幻滅されないために

好きなものを「好き」と公言するのは難しい。

好きだと言って、そこから会話を続けるのが非常に難しい。

そもそも相手がそれを知らない、または興味が微塵も無い場合もあるし、場合によっては相手の嫌悪するものだったりする。

今までの人生、ほとんどと言っていいほど上記のどれかの反応をされているので、「何が好き?」と聞かれた時は無難な回答をするようにしている。

「動物何が好き?」「犬か猫」みたいな。

そして相手に同じことを聞き返す。そこから会話を広げる。

自分発信で会話が続かないのは、上手いプレゼン能力が無いからだと理解はしているが、相手が気持ちを一瞬後退させるような目はなかなか心に来るものがある。

 

同じような嗜好かもしれない人間に出会った時、自分もそうであるとどうにかアピールできないか、と考える。
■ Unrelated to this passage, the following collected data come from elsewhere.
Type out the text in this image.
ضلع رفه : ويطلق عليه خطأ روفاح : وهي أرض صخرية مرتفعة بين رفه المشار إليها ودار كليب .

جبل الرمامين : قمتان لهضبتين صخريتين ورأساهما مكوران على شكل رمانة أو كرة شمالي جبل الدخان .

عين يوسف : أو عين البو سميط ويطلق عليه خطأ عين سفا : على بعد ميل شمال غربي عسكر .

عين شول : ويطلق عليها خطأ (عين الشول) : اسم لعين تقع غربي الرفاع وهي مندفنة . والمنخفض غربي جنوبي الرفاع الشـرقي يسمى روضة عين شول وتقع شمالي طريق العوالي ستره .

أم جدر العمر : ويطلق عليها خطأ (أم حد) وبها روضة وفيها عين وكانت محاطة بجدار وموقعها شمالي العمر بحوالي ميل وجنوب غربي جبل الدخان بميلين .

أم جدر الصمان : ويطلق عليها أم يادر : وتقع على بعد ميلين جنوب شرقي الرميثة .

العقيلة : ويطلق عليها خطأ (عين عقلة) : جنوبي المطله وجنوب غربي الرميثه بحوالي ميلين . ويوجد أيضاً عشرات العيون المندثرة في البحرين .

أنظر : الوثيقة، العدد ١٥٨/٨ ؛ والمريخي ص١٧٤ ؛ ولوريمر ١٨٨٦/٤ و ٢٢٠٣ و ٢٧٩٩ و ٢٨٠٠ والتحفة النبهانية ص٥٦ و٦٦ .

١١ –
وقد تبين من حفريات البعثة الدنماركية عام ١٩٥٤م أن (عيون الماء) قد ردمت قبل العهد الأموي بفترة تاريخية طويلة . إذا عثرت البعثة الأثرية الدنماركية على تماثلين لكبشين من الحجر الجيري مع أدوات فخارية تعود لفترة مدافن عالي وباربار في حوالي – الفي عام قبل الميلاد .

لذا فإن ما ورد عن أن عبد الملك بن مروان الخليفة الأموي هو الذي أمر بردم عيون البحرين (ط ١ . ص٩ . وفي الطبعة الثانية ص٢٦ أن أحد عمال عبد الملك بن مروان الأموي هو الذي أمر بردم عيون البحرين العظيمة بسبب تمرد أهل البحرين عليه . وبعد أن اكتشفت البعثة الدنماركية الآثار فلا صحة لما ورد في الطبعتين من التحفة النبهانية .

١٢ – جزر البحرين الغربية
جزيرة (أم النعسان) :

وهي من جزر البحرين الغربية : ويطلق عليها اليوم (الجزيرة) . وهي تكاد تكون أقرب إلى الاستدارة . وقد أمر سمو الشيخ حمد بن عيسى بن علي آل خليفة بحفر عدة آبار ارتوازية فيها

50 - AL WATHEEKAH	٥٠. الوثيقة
これもなかなか難しい。踏み込みを間違えると、これもまた引かれてしまうからだ。

隠れキリシタンが同志を見つけるために地面に線を引いたように、本人らには分かりやすく、他の人間には伝わりづらい合図でもあればいいのに、と思う。

 

先日、映画の話をしていてそのような状況に陥ったのだが、こういった場合はどうすればいいのか。

好きな映画のDVDのジャケットをチラ見せする……のは仕事中だし嵩張るし、他の人間も訝しむだろう。

扉の隙間から顔を出して「ヒアーズジョニー!」って言えばいいのか。これなら良さそうだ。

ただこれはあまりにも有名なので、映画を見ていなくても知っている可能性がある。

白い手袋をつけて、「卵を貸してください」と言うのはどうだろうか。

これだけのために手袋をいきなり取り出したら驚かれるので却下だ。

天気が悪い日に「霧の中に何かがいる……!」と言ってみる。行けそうなら「神の裁きだ……」とかも加えて。

これはなかなか良さそうだ。他の人は冗談だと思うだろうし、わかる人にはわかる。

 

まあこういうことをいくら考えても、使いどころなんてほとんど来ないだろうけど。そもそも雑談をあまりしないので。

そうこうしているとまた新たな質問が来て、その時もきっと無難な答えを返すのだろう。

「好きな食べ物は?」「甘いもの」みたいな感じで。